The first step in our task is to obtain the data necessary for analysis. Since our company is in the early stages of development and does not have its own database, we intend to use publicly available resources.  
  
For this purpose, we have been recommended the website [Scrape This Site](https://www.scrapethissite.com/pages/forms/). However, before we start downloading data, it is important to carefully review the [FAQ](https://www.scrapethissite.com/faq/) section on the site.
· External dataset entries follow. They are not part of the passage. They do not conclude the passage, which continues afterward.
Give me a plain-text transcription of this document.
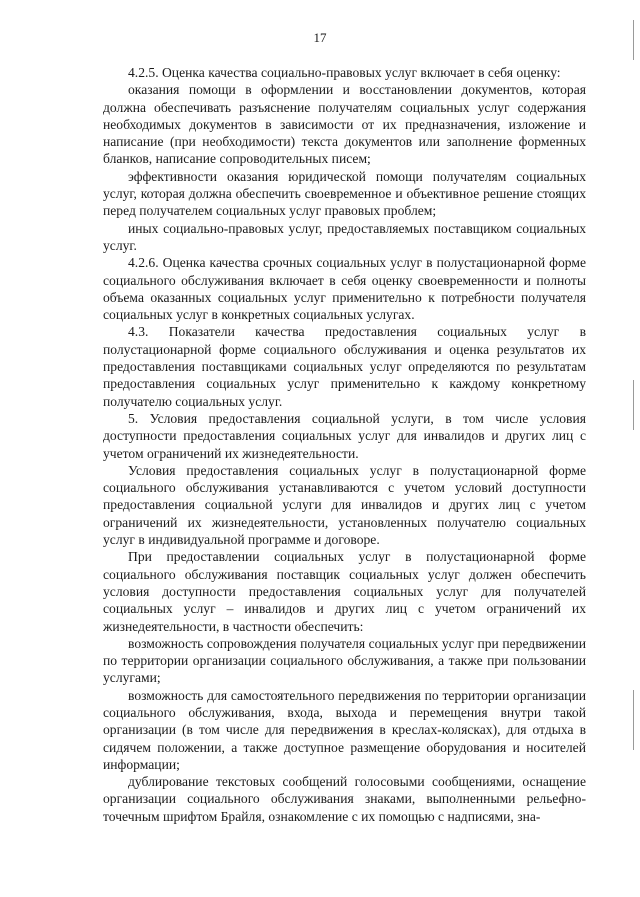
17

4.2.5. Оценка качества социально-правовых услуг включает в себя оценку:

оказания помощи в оформлении и восстановлении документов, которая должна обеспечивать разъяснение получателям социальных услуг содержания необходимых документов в зависимости от их предназначения, изложение и написание (при необходимости) текста документов или заполнение форменных бланков, написание сопроводительных писем;

эффективности оказания юридической помощи получателям социальных услуг, которая должна обеспечить своевременное и объективное решение стоящих перед получателем социальных услуг правовых проблем;

иных социально-правовых услуг, предоставляемых поставщиком социальных услуг.

4.2.6. Оценка качества срочных социальных услуг в полустационарной форме социального обслуживания включает в себя оценку своевременности и полноты объема оказанных социальных услуг применительно к потребности получателя социальных услуг в конкретных социальных услугах.

4.3. Показатели качества предоставления социальных услуг в полустационарной форме социального обслуживания и оценка результатов их предоставления поставщиками социальных услуг определяются по результатам предоставления социальных услуг применительно к каждому конкретному получателю социальных услуг.

5. Условия предоставления социальной услуги, в том числе условия доступности предоставления социальных услуг для инвалидов и других лиц с учетом ограничений их жизнедеятельности.

Условия предоставления социальных услуг в полустационарной форме социального обслуживания устанавливаются с учетом условий доступности предоставления социальной услуги для инвалидов и других лиц с учетом ограничений их жизнедеятельности, установленных получателю социальных услуг в индивидуальной программе и договоре.

При предоставлении социальных услуг в полустационарной форме социального обслуживания поставщик социальных услуг должен обеспечить условия доступности предоставления социальных услуг для получателей социальных услуг – инвалидов и других лиц с учетом ограничений их жизнедеятельности, в частности обеспечить:

возможность сопровождения получателя социальных услуг при передвижении по территории организации социального обслуживания, а также при пользовании услугами;

возможность для самостоятельного передвижения по территории организации социального обслуживания, входа, выхода и перемещения внутри такой организации (в том числе для передвижения в креслах-колясках), для отдыха в сидячем положении, а также доступное размещение оборудования и носителей информации;

дублирование текстовых сообщений голосовыми сообщениями, оснащение организации социального обслуживания знаками, выполненными рельефно-точечным шрифтом Брайля, ознакомление с их помощью с надписями, зна-
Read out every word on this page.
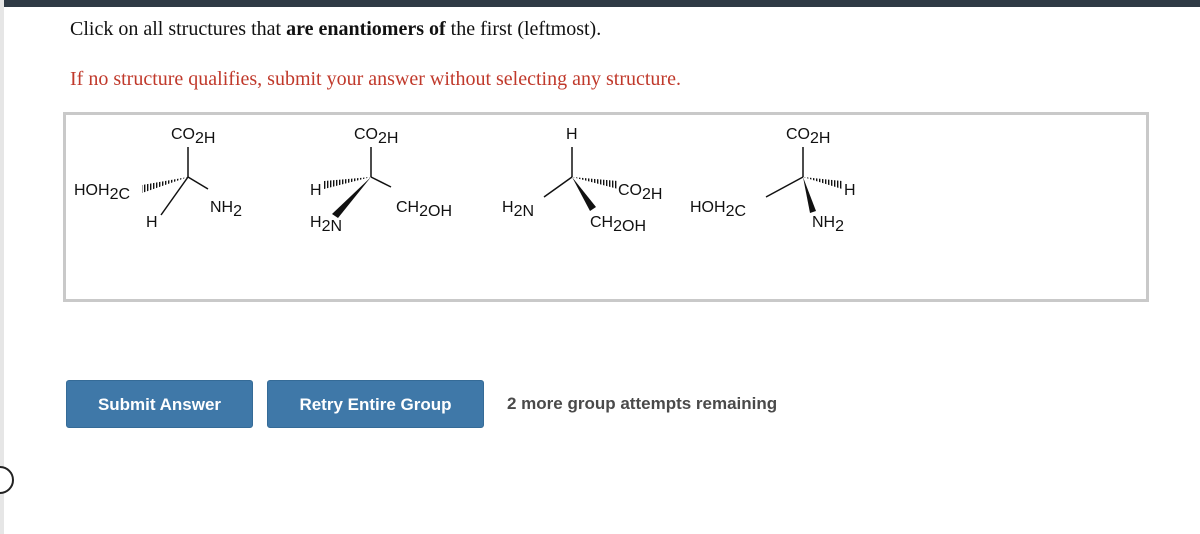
Click on all structures that are enantiomers of the first (leftmost).
If no structure qualifies, submit your answer without selecting any structure.
CO2H
HOH2C
NH2
H
CO2H
H
H2N
CH2OH
H
H2N
CO2H
CH2OH
CO2H
HOH2C
H
NH2
Submit Answer	Retry Entire Group	2 more group attempts remaining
Particular attention should be paid to the restrictions on the number of requests, which is crucial for our solution.  
  
It is expected that after executing the code contained in this notebook, the `data/raw/` folder will be populated with data, which will serve as the source for the next stage of the project.

# Notebook Configuration

## Importing Required Libraries

In [1]:
from selenium.webdriver.common.by import By
from selenium import webdriver

from time import sleep

## Driver and Selenium Configuration

#### Chrome

In [2]:
browser = webdriver.Chrome()

#### Firefox

#### Edge

#### Opera

# Fetching Website Content

This section of the notebook contains code for fetching website content. To properly execute the task, consider the following steps:  
- Ensure all available data on the site has been fetched by checking if there are additional data pages.  
- Locate the data of interest on the page using `html` inspection tools.  
- Navigate between subsequent data pages using browser mechanisms or by analyzing the `url` structure.  
  
> Remember to respect the query limits specified in the `FAQ`!  
  
Save the fetched data to the folder `data/raw/hockey_teams_page_{page_number}.html`. At this stage, we are retrieving data without processing it - analysis will be performed later.  
  
To fetch the `html` content of the page, you can use `browser.page_source`. Make sure the browser tool configuration (e.g., Selenium) is ready for use.  
  
> (Optional) If there are multiple pages to fetch, use the [zfill](https://www.programiz.com/python-programming/methods/string/zfill) function to maintain order in file names by adding leading zeros to the page numbers.



In [4]:
def is_table_empty() -> bool:
    """
    Sprawdza czy tabela na stronie nie zawiera żadnych danych

    :return: True jeśli strona jest pusta, w przeciwnym wypadku False
    """
    table_rows = (
        browser
        .find_element(by=By.TAG_NAME, value='table')
        .find_elements(by=By.TAG_NAME, value='tr')
    )

    # w pustej tabeli dostępny jest tylko nagłówek
    if len(table_rows)  == 1:
        return True
    else:
        return False

In [5]:
per_page = 50
browser.implicitly_wait(10)

In [6]:
data = []
url_template = 'https://www.scrapethissite.com/pages/forms/?page_num={page}'
page = 1

while True:
    url = url_template.format(page=page, per_page=per_page)
    browser.get(url)

    html = browser.page_source
    if is_table_empty():
        break

    page_number_str = str(page).zfill(2)
    with open(f'../data/raw/hockey_teams_page_{page_number_str}.html', 'w') as file:
        file.write(browser.page_source)

    page += 1
    sleep(1)

In [7]:
browser.quit()

# Summary

Downloading raw data from our source has reduced the risk of problems stemming from site updates during the extraction process. This method also offers an additional benefit: it allows easy access to the data in its original form, which is crucial if reprocessing is needed.

In the next step, we will focus on extracting the necessary information from the `html` pages, which is essential for conducting the analysis.